Firuze 2 yaşlarında, ağzında emzik, elinde oyuncak bebeği, beyaz geceliğiyle ayakta durur. Annesi bağırarak ona içeriyi işaret eder:

FIRUZE ANNESI

Odana git! O yataktan çıkmayacaksın! 

MAHZEN / IÇ / AKŞAM

Funda yürümeye devam eder, Taner’in hücresinin önüne gelir. 

TANER ÇOCUK / IÇ / GÜN

Taner 5 yaşındadır, bir yatakta kalabalık bir grup elini, kolunu, bacaklarını tutmaktadır, Taner çırpınır fakat gücü yetmez. Taner’in gözünden sünnetçiyi ve usturasını görürüz. 

MAHZEN / IÇ / AKŞAM

Funda Cüneyt’e döner:

FUNDA

Benim eve gitmem lazım. Bir şey bulmam lazım. Bu kadarı bana çok fazla. 

CÜNEYT

Tamam, tamam, gidiyoruz hemen. 

Der ve sarılır. 

TUNA ODASI / IÇ / GECE

Funda Tuna’nın defterine tekrar bakar. Şu yazıyı görür:

”İnsan, insana ne verebilir ki kendisinden başka?”

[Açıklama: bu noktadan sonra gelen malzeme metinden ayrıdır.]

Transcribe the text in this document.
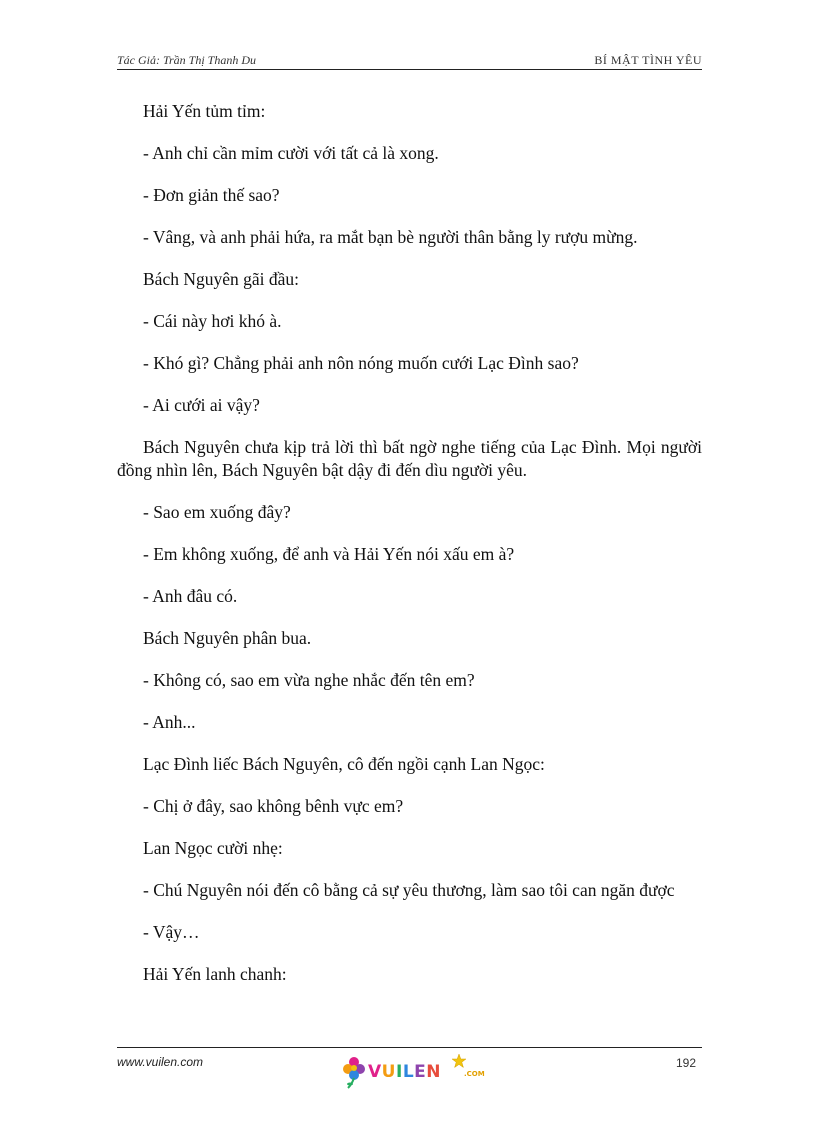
Tác Giả: Trần Thị Thanh Du	BÍ MẬT TÌNH YÊU

Hải Yến tủm tỉm:

- Anh chỉ cần mỉm cười với tất cả là xong.

- Đơn giản thế sao?

- Vâng, và anh phải hứa, ra mắt bạn bè người thân bằng ly rượu mừng.

Bách Nguyên gãi đầu:

- Cái này hơi khó à.

- Khó gì? Chẳng phải anh nôn nóng muốn cưới Lạc Đình sao?

- Ai cưới ai vậy?

Bách Nguyên chưa kịp trả lời thì bất ngờ nghe tiếng của Lạc Đình. Mọi người đồng nhìn lên, Bách Nguyên bật dậy đi đến dìu người yêu.

- Sao em xuống đây?

- Em không xuống, để anh và Hải Yến nói xấu em à?

- Anh đâu có.

Bách Nguyên phân bua.

- Không có, sao em vừa nghe nhắc đến tên em?

- Anh...

Lạc Đình liếc Bách Nguyên, cô đến ngồi cạnh Lan Ngọc:

- Chị ở đây, sao không bênh vực em?

Lan Ngọc cười nhẹ:

- Chú Nguyên nói đến cô bằng cả sự yêu thương, làm sao tôi can ngăn được

- Vậy…

Hải Yến lanh chanh:

www.vuilen.com	192
VUILEN	.COM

Uzaktan Funda’yı görürüz, ne okuduğunu görmeden. 

FUNDA

Sözleri onun yazmadığını biliyordun, senin yapay zekalı robotun doğru söylüyordu. Bu da ne! Konser salonunun planı, neden Tuna? Karbondioksit tüplerini oksijenle mi doldurdun?!

KONSER SALONU / IÇ / GECE

Konser başlamıştır, Çalan şarkı:

güvendiğim kaleler meşer birer dekormuş

sığınınca çöktüler 

teker teker küçüldüler

bir oyunun içinde hepsi de oyuncuymuş

kandırmışlar seni dediler

maskesizken hiçtiler

bak bu oyunun sonu 

masaldı gerçek oldu mu

yok ki umudun sonu

beklemekle geçmez ki


içerisi tıklım tıklım, hayranları Çiğdem’e uzanabilmek için birbirini eziyor. Tuna’ya karşıdan bakıyoruz. Çevirdiği elektronik anahtar kapıları kilitliyor ve havalandırma borularından alev püskürüyor, yangın kurtarma devresi çalıştığı an yangın hepten parlıyor. Çiğdem az önce hayranların ona ulaşmaya çalıştığı yönün tam tersine hayranların ortasına dalıp kaçmaya çalışıyor.